In some embodiments, the face recognition model includes a noise reduction network and a feature superposition function;
calling a face recognition model to perform face feature enhancement processing on the collected face image to obtain an enhanced image, wherein the face feature enhancement processing comprises the following steps:
carrying out noise reduction processing on the face image through a noise reduction network to obtain a residual image after noise reduction;
and superposing the residual image to the face image through a characteristic superposition function to obtain an enhanced image.
In some embodiments, the noise reduction network comprises a first expanded convolution and a first activation function, N second expanded convolutions and N second activation functions;
the method for denoising the face image through a denoising network to obtain a residual image after denoising comprises the following steps:
performing convolution calculation on the face image by adopting a first expansion convolution to obtain a feature image after feature extraction; inputting the characteristic image into a first activation function to obtain a middle characteristic image after nonlinear processing;
performing convolution calculation on the intermediate characteristic image by adopting second expansion convolution to obtain a characteristic image after characteristic extraction again; inputting the feature image subjected to feature extraction again into a second activation function to obtain an updated intermediate feature image;
and repeating the step of updating the intermediate characteristic image for N times to obtain a residual image after noise reduction, wherein N is a positive integer greater than 1.
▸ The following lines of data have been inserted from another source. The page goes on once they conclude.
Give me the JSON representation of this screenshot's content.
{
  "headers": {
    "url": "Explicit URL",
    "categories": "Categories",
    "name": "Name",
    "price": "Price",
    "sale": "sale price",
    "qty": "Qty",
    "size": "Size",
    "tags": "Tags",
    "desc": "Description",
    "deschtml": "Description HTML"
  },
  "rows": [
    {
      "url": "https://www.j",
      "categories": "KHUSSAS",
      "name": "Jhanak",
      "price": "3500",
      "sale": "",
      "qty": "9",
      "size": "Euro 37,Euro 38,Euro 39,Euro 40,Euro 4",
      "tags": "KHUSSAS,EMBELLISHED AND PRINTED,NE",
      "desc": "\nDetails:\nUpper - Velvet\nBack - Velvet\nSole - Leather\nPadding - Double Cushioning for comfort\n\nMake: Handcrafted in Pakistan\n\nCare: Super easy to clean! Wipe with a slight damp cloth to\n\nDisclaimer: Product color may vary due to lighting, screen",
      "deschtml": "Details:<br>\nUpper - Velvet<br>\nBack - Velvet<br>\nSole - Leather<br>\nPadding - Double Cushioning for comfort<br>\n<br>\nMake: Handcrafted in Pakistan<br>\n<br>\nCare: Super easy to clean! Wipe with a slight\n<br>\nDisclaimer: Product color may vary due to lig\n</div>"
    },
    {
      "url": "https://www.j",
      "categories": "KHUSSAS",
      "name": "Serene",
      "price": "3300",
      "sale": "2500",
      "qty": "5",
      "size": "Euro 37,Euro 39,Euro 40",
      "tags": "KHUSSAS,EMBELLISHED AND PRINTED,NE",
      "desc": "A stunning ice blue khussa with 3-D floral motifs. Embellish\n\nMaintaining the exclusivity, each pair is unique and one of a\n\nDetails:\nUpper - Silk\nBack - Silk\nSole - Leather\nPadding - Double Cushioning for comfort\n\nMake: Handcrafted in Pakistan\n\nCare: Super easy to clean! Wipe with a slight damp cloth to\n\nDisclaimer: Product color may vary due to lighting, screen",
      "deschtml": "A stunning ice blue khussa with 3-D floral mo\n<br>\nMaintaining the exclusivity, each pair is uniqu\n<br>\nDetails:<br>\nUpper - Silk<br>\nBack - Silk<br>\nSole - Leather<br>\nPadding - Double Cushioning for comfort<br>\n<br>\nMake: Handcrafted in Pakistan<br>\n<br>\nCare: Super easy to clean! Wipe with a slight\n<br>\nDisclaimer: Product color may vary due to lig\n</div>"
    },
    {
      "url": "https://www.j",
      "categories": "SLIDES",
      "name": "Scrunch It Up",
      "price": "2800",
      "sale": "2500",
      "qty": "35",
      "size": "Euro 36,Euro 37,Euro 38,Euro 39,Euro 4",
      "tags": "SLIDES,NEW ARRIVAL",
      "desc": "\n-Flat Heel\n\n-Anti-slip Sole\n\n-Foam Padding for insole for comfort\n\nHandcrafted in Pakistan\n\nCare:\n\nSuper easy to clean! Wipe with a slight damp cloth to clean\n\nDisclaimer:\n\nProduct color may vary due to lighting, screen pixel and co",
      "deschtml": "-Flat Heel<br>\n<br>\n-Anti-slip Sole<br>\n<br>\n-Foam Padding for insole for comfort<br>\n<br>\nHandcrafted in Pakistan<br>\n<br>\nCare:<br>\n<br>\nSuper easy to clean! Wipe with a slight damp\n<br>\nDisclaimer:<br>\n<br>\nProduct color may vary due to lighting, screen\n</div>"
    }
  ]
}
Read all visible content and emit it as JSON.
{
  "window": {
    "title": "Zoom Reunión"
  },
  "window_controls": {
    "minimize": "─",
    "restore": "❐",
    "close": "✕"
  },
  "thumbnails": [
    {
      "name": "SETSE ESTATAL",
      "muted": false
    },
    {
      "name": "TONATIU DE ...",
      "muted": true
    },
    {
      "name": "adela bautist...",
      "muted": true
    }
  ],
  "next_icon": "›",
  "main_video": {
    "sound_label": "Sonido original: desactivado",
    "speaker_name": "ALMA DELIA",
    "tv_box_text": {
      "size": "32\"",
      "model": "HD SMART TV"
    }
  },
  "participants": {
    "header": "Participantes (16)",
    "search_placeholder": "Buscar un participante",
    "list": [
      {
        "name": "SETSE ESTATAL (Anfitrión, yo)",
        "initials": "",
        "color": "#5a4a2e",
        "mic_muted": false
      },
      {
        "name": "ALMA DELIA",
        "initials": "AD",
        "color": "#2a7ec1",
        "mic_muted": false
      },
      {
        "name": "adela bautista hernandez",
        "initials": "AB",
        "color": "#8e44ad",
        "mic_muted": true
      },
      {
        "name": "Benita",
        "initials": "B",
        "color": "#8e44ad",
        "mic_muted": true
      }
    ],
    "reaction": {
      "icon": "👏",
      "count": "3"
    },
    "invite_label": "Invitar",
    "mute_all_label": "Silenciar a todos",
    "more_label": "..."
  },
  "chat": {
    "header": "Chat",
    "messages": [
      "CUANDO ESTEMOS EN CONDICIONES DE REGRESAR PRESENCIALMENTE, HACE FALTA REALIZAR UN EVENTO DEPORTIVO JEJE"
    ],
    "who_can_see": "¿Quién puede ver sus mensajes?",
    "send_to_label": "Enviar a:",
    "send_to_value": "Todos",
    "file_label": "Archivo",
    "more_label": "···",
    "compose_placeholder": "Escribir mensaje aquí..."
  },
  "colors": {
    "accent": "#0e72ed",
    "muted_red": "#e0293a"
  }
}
In some embodiments, the dilation convolution includes a first dilation convolution and a second dilation convolution, and the dilation convolution includes a first dilation convolution and a second dilation convolution.
In some embodiments, the face recognition model includes a recognition network;
calling a face recognition model to perform feature extraction on the enhanced image to obtain face features in the face image, and the method comprises the following steps:
performing M times of feature extraction on the basis of the enhanced image through an identification network to obtain M feature vectors of different levels, wherein the levels are used for indicating the times of feature extraction, and the feature vector of each level is extracted from the feature vector of the previous level;
performing multi-scale feature fusion on the M feature vectors through an identification network to obtain fused feature vectors, wherein M is a positive integer greater than 1;
performing feature learning on the fused feature vector under a space attention vector mechanism through an identification network to obtain a learned feature vector;
and extracting the face features from the learned feature vectors through an identification network.
In summary, the face recognition device provided in this embodiment adopts the face recognition model to perform face recognition, the face recognition model includes a noise reduction network and a feature superposition function, the noise reduction network is adopted to perform noise reduction processing on a face image to obtain a residual image, the feature superposition function is adopted to superimpose the residual image on the face image to perform face feature enhancement on the face image, the face recognition is performed based on the feature-enhanced image, the burden of subsequent recognition network learning can be reduced, so that the learned features have pureness and generalization, and then higher-quality face features are extracted from the enhanced face image, thereby realizing more accurate face recognition.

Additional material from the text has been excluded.